The use of scenario planning will play an essential role as planners seek to visualize exactly how they can do things differently. A report by Gallus Events charted both a “business as usual” path and a sustainable path for the U.K. event industry to highlight the importance of the digitalization of events.
Scenario planning is designed to provide food for thought and stimulate much-needed debate in an industry at the sharp edge of emission reductions. The event industry may be missing debate, but thanks to the latest IPCC report, it is not missing the evidence or the advice needed to limit the climate impact of events.

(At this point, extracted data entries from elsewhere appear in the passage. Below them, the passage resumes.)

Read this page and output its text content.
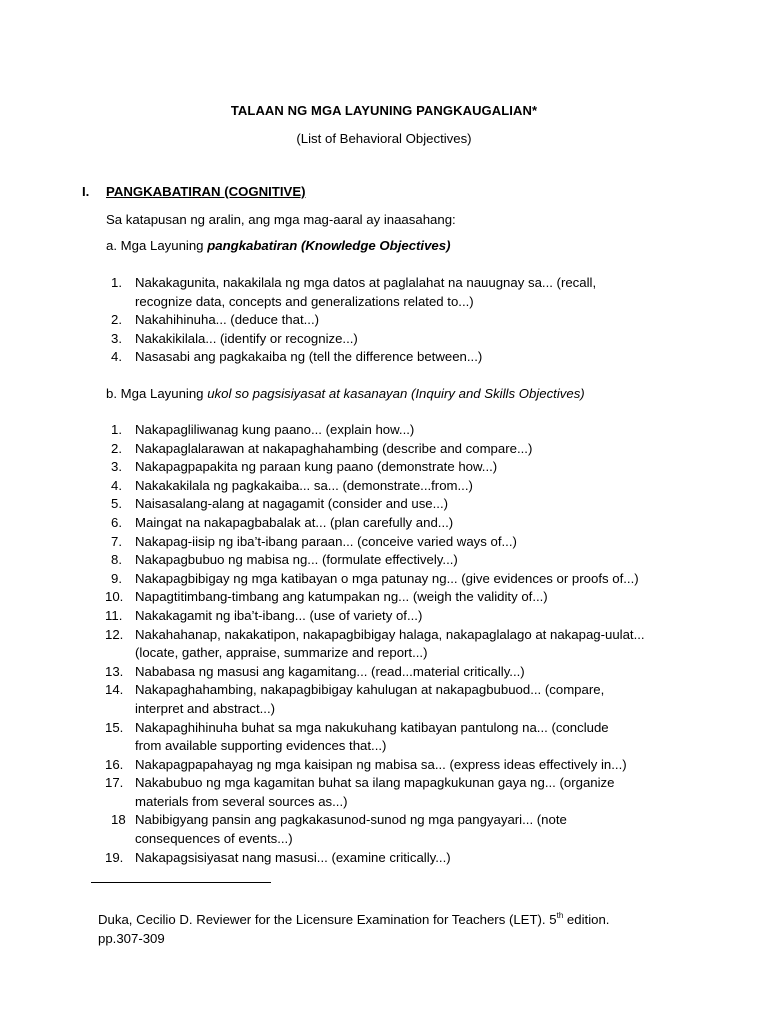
TALAAN NG MGA LAYUNING PANGKAUGALIAN*
(List of Behavioral Objectives)
I. PANGKABATIRAN (COGNITIVE)
Sa katapusan ng aralin, ang mga mag-aaral ay inaasahang:
a. Mga Layuning pangkabatiran (Knowledge Objectives)
1. Nakakagunita, nakakilala ng mga datos at paglalahat na nauugnay sa... (recall,
recognize data, concepts and generalizations related to...)
2. Nakahihinuha... (deduce that...)
3. Nakakikilala... (identify or recognize...)
4. Nasasabi ang pagkakaiba ng (tell the difference between...)
b. Mga Layuning ukol so pagsisiyasat at kasanayan (Inquiry and Skills Objectives)
1. Nakapagliliwanag kung paano... (explain how...)
2. Nakapaglalarawan at nakapaghahambing (describe and compare...)
3. Nakapagpapakita ng paraan kung paano (demonstrate how...)
4. Nakakakilala ng pagkakaiba... sa... (demonstrate...from...)
5. Naisasalang-alang at nagagamit (consider and use...)
6. Maingat na nakapagbabalak at... (plan carefully and...)
7. Nakapag-iisip ng iba’t-ibang paraan... (conceive varied ways of...)
8. Nakapagbubuo ng mabisa ng... (formulate effectively...)
9. Nakapagbibigay ng mga katibayan o mga patunay ng... (give evidences or proofs of...)
10. Napagtitimbang-timbang ang katumpakan ng... (weigh the validity of...)
11. Nakakagamit ng iba’t-ibang... (use of variety of...)
12. Nakahahanap, nakakatipon, nakapagbibigay halaga, nakapaglalago at nakapag-uulat...
(locate, gather, appraise, summarize and report...)
13. Nababasa ng masusi ang kagamitang... (read...material critically...)
14. Nakapaghahambing, nakapagbibigay kahulugan at nakapagbubuod... (compare,
interpret and abstract...)
15. Nakapaghihinuha buhat sa mga nakukuhang katibayan pantulong na... (conclude
from available supporting evidences that...)
16. Nakapagpapahayag ng mga kaisipan ng mabisa sa... (express ideas effectively in...)
17. Nakabubuo ng mga kagamitan buhat sa ilang mapagkukunan gaya ng... (organize
materials from several sources as...)
18 Nabibigyang pansin ang pagkakasunod-sunod ng mga pangyayari... (note
consequences of events...)
19. Nakapagsisiyasat nang masusi... (examine critically...)
Duka, Cecilio D. Reviewer for the Licensure Examination for Teachers (LET). 5th edition.
pp.307-309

Using an Avoid-Shift-Improve framework, the report states that “the greatest Avoid potential comes from reducing long-haul aviation” — as clear a statement as the event industry could find to concentrate less on international attendees and attract more digital attendees. It continues, “The greatest Shift potential would come from switching to plant-based diets,” telling us in no uncertain terms that meat and dairy-free meals must be at the heart of every event menu. Finally, it covers the venues: “The greatest Improve potential comes from within the building sector, and in particular increased use of energy efficient end-use technologies.” This forces event planners to ask, Can we continue to take our events to large cavernous fossil-fuel-powered venues?
Shawn McKinley agrees with the reassessment of travel suggested by the report. “The latest IPCC report validates pathways event organizers can act on to be part of the climate solution and not the emissions problem,” she said. “These are big levers for change. It gives a window of opportunity to event service providers to demonstrate how they can deliver direct and provable carbon reductions without relying on offsets.”
The event industry faces the same challenge as every other sector: taking the path of least resistance, or the one of greatest persistence. We can sit behind the shallowest possible curve, one drawn by corporates wary of shareholder interests and governments worried about winning elections. Or we can choose a trajectory guided by IPCC scientists calling for “rapid and deep and in most cases immediate CHG emission reductions in all sectors.”
With a growing number of corporates, regulators, and scientists lining up behind the industry change-makers, planners have to realize that the way they organize events needs to change if they want to uphold their net zero commitments.